On April 7, 1964, the System/360 was announced, with much fanfare, and to the total astonishment of IBM’s competitors, who were struggling to keep up with IBM’s prior offerings. The first Model 40 was shipped in April of the following year.
It’s too easy just to think of a mainframe as a box, and the current state of the art servers as the great-great-grandchild of the original mainframe box, the System/360. It is very hard for most “real folks” who exist outside of the data center, maybe somewhere in the application or end-users’ world, to see the intelligence that resides in the box - in terms of the operating systems, middleware, scheduling and management software, and other utilities - that bring the hardware to life.
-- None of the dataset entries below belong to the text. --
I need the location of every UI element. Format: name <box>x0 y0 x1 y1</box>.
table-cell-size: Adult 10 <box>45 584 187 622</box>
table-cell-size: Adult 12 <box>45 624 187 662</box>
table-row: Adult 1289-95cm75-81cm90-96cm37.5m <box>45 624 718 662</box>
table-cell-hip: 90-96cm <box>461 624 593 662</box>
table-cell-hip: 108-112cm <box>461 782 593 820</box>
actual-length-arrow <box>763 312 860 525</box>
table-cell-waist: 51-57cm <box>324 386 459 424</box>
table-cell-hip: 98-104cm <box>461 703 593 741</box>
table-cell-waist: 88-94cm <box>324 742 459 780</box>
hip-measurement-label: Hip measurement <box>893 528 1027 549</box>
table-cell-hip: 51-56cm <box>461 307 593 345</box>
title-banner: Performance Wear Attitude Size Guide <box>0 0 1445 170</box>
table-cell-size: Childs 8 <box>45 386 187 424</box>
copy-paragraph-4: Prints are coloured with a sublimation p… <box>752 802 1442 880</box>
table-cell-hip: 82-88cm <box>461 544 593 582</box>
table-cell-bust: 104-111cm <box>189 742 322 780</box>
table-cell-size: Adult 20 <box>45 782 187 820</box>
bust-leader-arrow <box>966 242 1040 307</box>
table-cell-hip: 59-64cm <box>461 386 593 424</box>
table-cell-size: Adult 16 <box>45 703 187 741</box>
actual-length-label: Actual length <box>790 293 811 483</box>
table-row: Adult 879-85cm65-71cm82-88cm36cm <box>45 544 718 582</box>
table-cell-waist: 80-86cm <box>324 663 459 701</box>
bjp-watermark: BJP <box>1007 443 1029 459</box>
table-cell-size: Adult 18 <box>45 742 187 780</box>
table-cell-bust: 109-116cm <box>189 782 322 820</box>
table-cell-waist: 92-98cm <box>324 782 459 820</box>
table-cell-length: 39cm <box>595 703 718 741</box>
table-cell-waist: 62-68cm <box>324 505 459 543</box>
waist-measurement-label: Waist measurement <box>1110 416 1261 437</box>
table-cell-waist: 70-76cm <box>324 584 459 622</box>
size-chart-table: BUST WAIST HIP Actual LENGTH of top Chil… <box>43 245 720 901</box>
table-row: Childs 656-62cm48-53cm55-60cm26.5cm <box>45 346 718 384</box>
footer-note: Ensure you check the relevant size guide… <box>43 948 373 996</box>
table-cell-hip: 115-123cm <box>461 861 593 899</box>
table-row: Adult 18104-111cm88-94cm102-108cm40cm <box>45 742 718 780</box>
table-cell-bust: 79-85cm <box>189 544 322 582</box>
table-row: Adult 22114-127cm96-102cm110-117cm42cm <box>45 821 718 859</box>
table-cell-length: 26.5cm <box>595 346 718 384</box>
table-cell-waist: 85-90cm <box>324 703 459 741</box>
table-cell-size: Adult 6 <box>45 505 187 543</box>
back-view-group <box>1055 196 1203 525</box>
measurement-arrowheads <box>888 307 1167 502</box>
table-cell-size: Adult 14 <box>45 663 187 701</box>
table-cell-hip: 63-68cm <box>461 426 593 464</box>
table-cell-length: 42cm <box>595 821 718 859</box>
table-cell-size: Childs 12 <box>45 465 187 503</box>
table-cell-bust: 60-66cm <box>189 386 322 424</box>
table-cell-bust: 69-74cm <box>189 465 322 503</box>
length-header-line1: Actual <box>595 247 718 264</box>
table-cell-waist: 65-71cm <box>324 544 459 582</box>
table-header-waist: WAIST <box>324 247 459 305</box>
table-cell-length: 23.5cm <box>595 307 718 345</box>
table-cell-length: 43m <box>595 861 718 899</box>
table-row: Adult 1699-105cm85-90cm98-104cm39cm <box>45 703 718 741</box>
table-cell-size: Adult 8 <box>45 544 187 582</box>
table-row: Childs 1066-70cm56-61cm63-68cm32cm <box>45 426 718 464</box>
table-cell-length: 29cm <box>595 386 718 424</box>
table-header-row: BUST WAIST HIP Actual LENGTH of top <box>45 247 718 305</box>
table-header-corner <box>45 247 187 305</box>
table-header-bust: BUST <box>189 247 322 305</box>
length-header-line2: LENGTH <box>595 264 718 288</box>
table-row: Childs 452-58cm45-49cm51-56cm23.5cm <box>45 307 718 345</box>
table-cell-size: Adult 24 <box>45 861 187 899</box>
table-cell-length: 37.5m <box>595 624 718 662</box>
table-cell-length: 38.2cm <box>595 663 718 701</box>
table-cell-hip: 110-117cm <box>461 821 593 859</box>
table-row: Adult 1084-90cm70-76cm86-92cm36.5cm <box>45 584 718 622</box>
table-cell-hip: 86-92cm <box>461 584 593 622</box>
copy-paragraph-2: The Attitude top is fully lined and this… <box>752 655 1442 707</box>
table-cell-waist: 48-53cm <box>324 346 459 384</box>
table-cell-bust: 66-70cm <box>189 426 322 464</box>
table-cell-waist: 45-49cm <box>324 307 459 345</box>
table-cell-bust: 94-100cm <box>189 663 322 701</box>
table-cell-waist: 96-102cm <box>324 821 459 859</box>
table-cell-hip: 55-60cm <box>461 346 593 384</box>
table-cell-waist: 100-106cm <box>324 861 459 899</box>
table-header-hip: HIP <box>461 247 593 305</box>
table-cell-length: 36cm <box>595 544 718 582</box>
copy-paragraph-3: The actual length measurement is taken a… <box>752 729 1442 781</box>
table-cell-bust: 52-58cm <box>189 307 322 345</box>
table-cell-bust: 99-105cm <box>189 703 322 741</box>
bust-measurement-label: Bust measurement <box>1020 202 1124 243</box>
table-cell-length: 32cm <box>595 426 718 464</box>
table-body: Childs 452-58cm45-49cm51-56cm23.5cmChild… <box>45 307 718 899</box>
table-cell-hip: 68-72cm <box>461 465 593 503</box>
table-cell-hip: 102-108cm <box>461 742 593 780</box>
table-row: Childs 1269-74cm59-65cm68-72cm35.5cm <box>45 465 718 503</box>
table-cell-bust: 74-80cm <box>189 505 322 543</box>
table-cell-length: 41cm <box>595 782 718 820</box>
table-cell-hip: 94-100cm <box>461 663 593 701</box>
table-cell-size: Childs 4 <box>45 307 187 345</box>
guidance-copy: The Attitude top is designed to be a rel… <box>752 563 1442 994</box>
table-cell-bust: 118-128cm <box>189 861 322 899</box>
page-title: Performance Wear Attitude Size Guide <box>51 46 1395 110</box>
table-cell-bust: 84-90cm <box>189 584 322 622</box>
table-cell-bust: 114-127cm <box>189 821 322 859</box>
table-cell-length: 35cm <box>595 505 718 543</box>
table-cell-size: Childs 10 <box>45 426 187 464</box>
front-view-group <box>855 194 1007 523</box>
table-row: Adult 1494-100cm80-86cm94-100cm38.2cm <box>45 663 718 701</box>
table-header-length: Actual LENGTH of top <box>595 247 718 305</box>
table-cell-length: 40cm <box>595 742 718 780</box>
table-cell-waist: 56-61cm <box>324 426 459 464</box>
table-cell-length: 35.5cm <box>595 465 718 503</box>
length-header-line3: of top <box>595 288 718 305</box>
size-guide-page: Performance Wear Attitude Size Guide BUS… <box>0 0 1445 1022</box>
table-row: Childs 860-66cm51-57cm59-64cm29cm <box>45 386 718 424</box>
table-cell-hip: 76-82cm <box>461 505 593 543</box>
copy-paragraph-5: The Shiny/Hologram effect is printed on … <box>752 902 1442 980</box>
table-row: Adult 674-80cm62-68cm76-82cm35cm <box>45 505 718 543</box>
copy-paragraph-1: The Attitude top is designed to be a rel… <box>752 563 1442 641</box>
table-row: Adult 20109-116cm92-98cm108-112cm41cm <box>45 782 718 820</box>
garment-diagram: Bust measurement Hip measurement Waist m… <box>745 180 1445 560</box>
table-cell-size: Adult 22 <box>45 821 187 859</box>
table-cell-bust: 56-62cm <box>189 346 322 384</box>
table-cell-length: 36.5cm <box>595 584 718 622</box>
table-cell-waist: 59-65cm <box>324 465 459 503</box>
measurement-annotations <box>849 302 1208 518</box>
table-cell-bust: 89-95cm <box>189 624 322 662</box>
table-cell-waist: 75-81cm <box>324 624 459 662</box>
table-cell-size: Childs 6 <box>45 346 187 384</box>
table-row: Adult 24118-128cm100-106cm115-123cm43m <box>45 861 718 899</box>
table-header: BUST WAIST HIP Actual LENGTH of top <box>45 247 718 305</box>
It’s easier to personify the box – and love it or hate it – as in “I really hate my PC”. It’s probably not the PC that you hate, but rather the operating system (such as a version of Windows), or the middleware (such as a browser), or an application (such as a specialized search engine), or a utility (such as anti-virus protection), or a combination of these, that brings out your ire. When it comes to a server, especially a server capable of running many workloads simultaneously, the less you see of it, the better it is. And the more automated it is, in terms of self-management and optimization, the better it is.
So it is not surprising that most people think that they know what a mainframe is, but are unable to name a mainframe operating system or hypervisor, a controller for virtual machine images. That’s too bad, because these behind-the-curtain software stacks (collections) really put the capabilities onto the hardware, and not vice versa. You might ask, then, so why can’t a mainframe operating system, with all of its goodness, run on a PC? In fact, it can, and many of the other traditional mainframe vendors basically have chosen to emulate the original instruction set of their mainframe on a commodity-chip-based server. IBM, too has done this too in its past, but the performance was just too constrained for the on-demand workloads of the 21st century. It was easier, and more efficient, to put Linux or Java onto the mainframe hardware than to put the mainframe operating environment on commodity hardware. The fact that the oh-so-modern Java and Linux are maximized on a traditional IBM mainframe (i.e., many sessions running under VM as a hypervisor) points to the inherent value of this relatively unknown class of mainframe control software.
There have been a number of series of operating systems for IBM’s mainframes – from the mainline original OS1 and OS2 to OS/MFT to OS/MVT to TSS to MVS to OS/390 to z/OS. The lineage carries the rights to the crown as the jewels of IBM’s Mainframe Empire. Almost of all of the black magic that other platforms’ operating systems hope to deliver under the banner of “mainframe-like” descend from this lineage. But there are other family lines in IBM’s royal family that have given us virtual machines and hypervisor control (VM and z/VM), scaled down functionality with greater operational simplicity (the original DOS to VSE to z/VSE), to large-scale transaction processing (TPF - primarily for airline reservation systems), and to several others developed outside of IBM (including MTS - Michigan Terminal System - from my college and early professional days).
When you add IBM mainframe-originated database products (IMS and DB2) and transaction processing system (CICS), all still in heavy, mission-critical use today by the largest enterprises, to the rich history of mainframe operating systems, then you really can begin to understand why the last forty years are not just about the mainframe hardware. It’s the whole mainframe offering, now including open-systems middleware, like WebSphere and MQseries, plus a strong heritage of customer support and service, that has moved the mainframe to its royal status.